Clijsters the first mother to reach a Slam final since 1980
NEW YORK:Serena Williams' US Open title defense ended in bizarre, ugly fashion on Saturday, when she was penalised a point on match point after yelling and shaking her racket in the direction of an official who called a foot fault.
Williams lost to unseeded, unranked Kim Clijsters of Belgium 6-4, 7-5 in a taut semi-final. The match featured plenty of powerful groundstrokes and lengthy exchanges. No one will remember a single shot that was struck, though, because of the unusual, dramatic way it ended.

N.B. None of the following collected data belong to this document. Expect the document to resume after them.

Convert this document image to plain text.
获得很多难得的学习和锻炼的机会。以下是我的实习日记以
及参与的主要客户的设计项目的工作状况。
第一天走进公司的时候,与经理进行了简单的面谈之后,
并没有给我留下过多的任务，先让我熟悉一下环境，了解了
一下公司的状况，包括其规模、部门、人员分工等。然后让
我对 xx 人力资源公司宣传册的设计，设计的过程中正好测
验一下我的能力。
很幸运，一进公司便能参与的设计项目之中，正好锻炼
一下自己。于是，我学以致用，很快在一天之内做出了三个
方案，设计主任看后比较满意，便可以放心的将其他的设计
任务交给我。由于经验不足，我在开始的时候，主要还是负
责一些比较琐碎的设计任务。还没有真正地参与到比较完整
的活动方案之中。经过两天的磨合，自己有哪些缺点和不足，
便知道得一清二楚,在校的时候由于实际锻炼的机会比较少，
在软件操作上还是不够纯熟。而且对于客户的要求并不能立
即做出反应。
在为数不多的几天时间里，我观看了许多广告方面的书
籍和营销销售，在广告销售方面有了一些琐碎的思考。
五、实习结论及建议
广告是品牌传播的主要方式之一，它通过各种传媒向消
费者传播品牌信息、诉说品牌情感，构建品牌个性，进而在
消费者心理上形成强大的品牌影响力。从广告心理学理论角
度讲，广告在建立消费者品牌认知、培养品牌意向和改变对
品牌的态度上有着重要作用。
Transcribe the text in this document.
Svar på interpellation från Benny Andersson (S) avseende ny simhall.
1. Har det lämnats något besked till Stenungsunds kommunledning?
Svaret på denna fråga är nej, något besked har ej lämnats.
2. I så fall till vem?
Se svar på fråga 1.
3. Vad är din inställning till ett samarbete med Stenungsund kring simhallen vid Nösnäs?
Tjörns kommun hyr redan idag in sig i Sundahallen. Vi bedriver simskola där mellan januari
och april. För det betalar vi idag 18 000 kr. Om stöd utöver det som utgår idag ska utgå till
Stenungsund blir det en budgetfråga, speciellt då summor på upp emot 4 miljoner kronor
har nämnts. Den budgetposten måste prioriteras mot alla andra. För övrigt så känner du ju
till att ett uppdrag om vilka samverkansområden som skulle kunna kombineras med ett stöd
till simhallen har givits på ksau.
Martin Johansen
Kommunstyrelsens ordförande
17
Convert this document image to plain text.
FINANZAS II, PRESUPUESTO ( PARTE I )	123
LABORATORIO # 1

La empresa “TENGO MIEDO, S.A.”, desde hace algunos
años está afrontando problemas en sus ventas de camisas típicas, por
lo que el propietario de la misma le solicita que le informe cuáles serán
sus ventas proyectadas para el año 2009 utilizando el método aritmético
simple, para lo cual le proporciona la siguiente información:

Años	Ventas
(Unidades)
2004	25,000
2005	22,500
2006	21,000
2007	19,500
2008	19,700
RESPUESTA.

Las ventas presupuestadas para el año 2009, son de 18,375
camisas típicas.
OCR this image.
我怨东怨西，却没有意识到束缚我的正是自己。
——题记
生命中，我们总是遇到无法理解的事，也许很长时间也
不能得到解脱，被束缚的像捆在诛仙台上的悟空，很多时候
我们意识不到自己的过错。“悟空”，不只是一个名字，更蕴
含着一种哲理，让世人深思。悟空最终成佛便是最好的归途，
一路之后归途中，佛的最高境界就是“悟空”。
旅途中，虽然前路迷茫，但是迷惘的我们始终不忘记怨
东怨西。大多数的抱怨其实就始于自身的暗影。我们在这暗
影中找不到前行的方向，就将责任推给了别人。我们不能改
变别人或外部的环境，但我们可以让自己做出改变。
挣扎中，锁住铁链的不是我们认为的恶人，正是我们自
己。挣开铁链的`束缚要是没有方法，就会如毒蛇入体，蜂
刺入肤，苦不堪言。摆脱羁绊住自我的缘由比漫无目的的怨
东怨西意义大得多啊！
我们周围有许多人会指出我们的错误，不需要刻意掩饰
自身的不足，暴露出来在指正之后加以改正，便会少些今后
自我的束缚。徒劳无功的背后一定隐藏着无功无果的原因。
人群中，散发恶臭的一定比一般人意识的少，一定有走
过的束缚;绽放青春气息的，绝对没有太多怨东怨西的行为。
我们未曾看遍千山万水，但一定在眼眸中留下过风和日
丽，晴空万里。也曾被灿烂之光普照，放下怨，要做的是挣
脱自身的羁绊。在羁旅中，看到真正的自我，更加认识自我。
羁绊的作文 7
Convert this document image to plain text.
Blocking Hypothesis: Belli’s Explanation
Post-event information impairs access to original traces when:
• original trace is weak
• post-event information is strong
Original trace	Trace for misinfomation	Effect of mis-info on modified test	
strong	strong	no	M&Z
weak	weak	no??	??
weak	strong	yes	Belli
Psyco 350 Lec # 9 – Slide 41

With Williams serving at 5-6, 15-30 in the second set, she faulted on her first serve. On the second serve, a line judge called a foot fault, making it a double-fault -- a call rarely, if ever, seen at that stage of any match, let alone the semi-finals of a Grand Slam tournament.
That made the score 15-40, putting Clijsters one point from victory. Instead of stepping to the baseline to serve again, Williams went over and shouted and cursed at the line judge, pointing at her and shaking a ball at her. "If I could, I would take this... ball and shove it down your... throat," Williams said. She continued yelling at the line judge, and went back over, shaking her racket in the official's direction.
The line judge went over to the chair umpire, and tournament referee Brian Earley joined in the conversation. With the crowd booing -- making part of the dialogue inaudible -- Williams then went over and said to the line judge: "Sorry, but there are a lot of people who've said way worse." Then the line judge said something to the chair umpire, and Williams responded, "I didn't say I would kill you. Are you serious? I didn't say that." The line judge replied by shaking her head and saying, "Yes."
Williams already had been give a code violation warning when she broke her racket after losing the first set. So the chair umpire now awarded a penalty point to Clijsters, ending the match. When the ruling was announced, Williams walked around the net to the other end of the court to shake hands with a stunned Clijsters, who did not appear to understand what had happened.
Lost in the theatrics was Clijsters' significant accomplishment: In only her third tournament back after two and a half years in retirement, the 26-year-old Belgian became the first mother to reach a Grand Slam final since Australia's Evonne Goolagong Cawley won Wimbledon 1980.
Clijsters hadn't competed at the US Open since winning in 2005. Now she will play for her second career major title against No 9 Caroline Wozniacki of Denmark, who beat Belgium's Yanina Wickmayer 6-3, 6-3 in the other rain-delayed semi-final.
Williams came into the day having won three of the past four Grand Slam titles, and 30 of her previous 31 matches at major tournaments. She was playing fantastically at the US Open, not losing a set before Saturday and having lost her serve a total of three times through five matches.